For anyone who ever sat at Florent’s counter at four in the afternoon or slouched into a banquette at four in the morning, the news felt a little like a death in the family. So Morellet is offering a little comfort for grieving customers: Beginning two Mondays ago, and continuing until Florent’s final day, it is holding a series of themed events and performances, with each theme representing one of the Kübler-Ross stages of grief. (This week we’re in the bargaining stage.)

In 2003, I interviewed Morellet, who had turned 50 not long before, and we talked about life in the restaurant business, and just life—the things that make his notoriously devilish heart skip a beat. Here, some excerpts from that talk, over plates of boudin noir and a bottomless cup of coffee.—Nanette Maxim

Nanette Maxim: So what’s different now that you’re 50?

Florent Morellet: The worst part was when I was 49. I had a big crisis in my life. But it was over by the time I turned 50. Then I had a big party in the south of France, at my brother’s restaurant, and my friends came from all over the world.

NM: Was cooking an important part of family life for you, growing up?

FM: Obviously in France, eating and cooking are a big part of living. My family was very into being hosts, because we had a business: We were the largest manufacturer of baby carriages in France. We also made toy metal racing cars. [In the restaurant is a picture of Florent, at around age 6, wearing little leather driving gloves and holding one of the cars.] My great-grandfather started a business making harnesses for horses before World War I. And after the war he started making the baby carriages, as the horse business was over. We sold the business in 1975 and my father has been fully involved with his art ever since.

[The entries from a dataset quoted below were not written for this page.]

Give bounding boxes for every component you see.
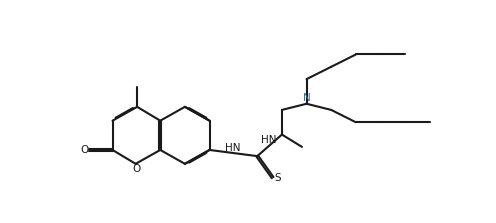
Text: HN: HN <box>225 143 241 153</box>
Text: O: O <box>80 145 88 155</box>
Text: O: O <box>132 164 140 174</box>
Text: HN: HN <box>261 135 277 145</box>
Text: N: N <box>303 93 310 103</box>
Text: S: S <box>275 173 281 184</box>
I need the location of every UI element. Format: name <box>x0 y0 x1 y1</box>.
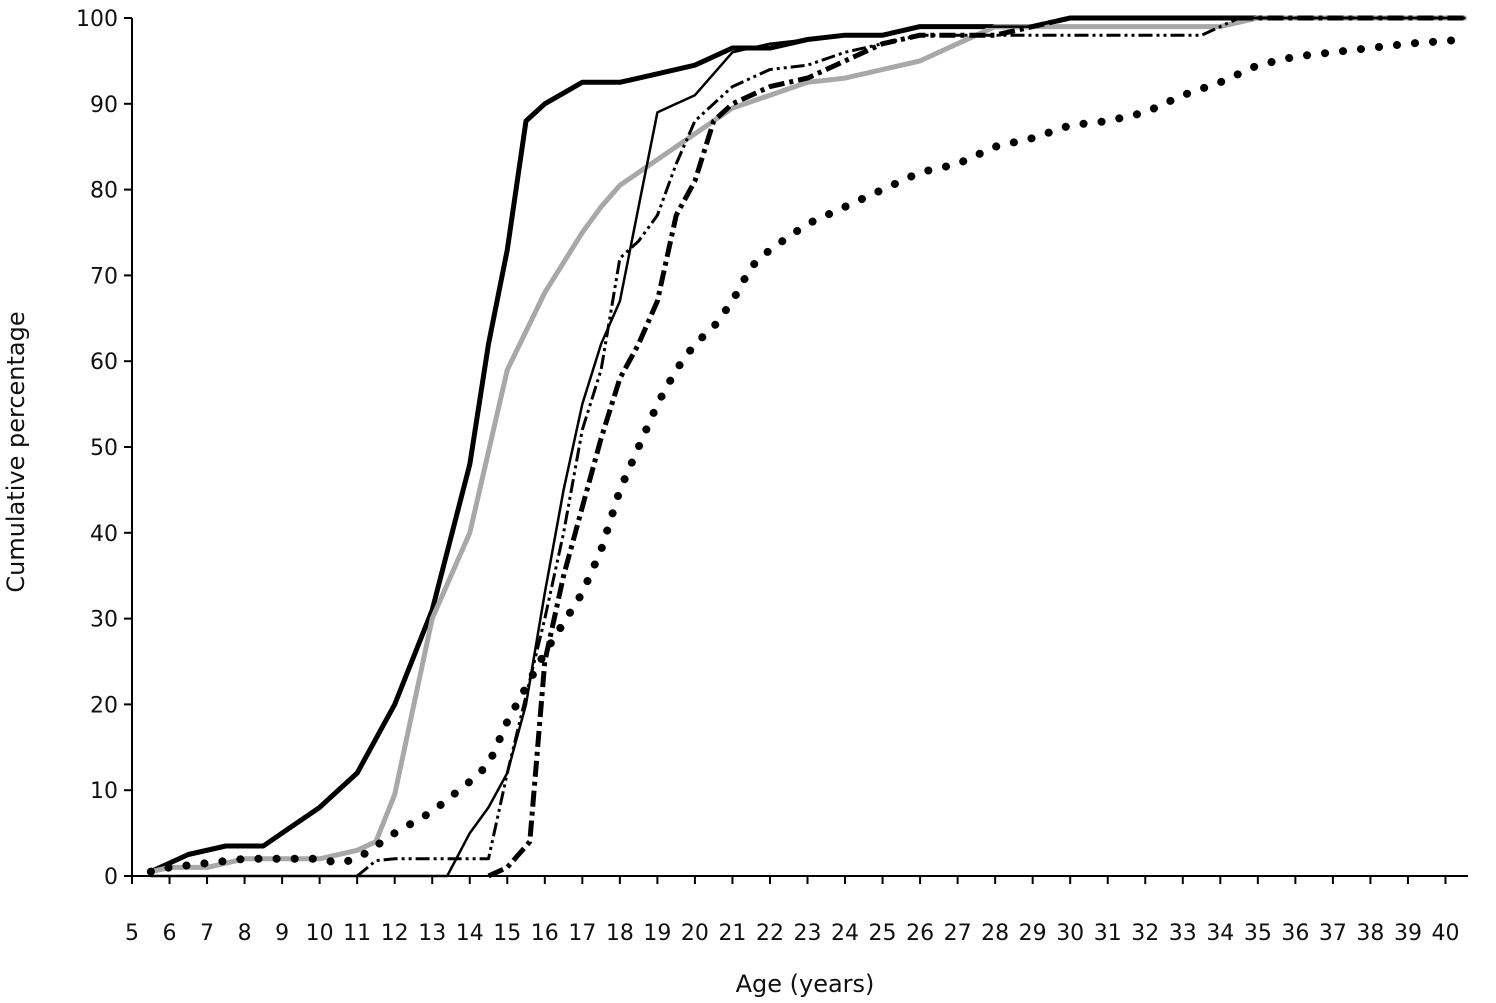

Mom is not an artist but she’s a manager.

NM: When did you first come to New York?

FM: I moved to New York in ’78. But before that, of course, I had a restaurant in Paris, on the Left Bank, near Montparnasse. In some ways it was like Florent—it was funky, and it was considered the first cool, hip restaurant in Paris. [Laughs.] It was a great social success but a financial disaster.

I was cooking there, with an American partner, and we did everything. So I was waiting on tables. Parisians are just a pain in the butt to serve. They’re very difficult. It’s the restaurant culture; there’s a different relationship between waiters and customers than there is in America. In America there is no class differential. You know, here I am Florent, a restaurant owner, and the staff and the customers are on the same level. The customers treat my waiters as equals. But in Paris people treat waiters very much like a separate class. For example, I have an uncle who felt that my restaurant was an insult to him and to the family—what were people going to think that his nephew was in the restaurant business?

NM: How did you deal with that?

FM: Well, I didn’t, but my mother had to, and it was very painful for her. My father is an artist, an iconoclast. My parents were fine with [my career choice]. But for me, dealing with customers who treated me like shit, it was hard, very painful. A typical story: A table treated me so obnoxiously. At the end of the meal—and I mean, they were really, really obnoxious—I told them who I was. One of the women had a gallery that had shown my father’s work. Suddenly they were ashamed at what they’d done to me; they were excusing themselves…. But I felt I’d won, I’d kept my calm throughout the whole thing. It’s a game in Paris, but not a pleasant game.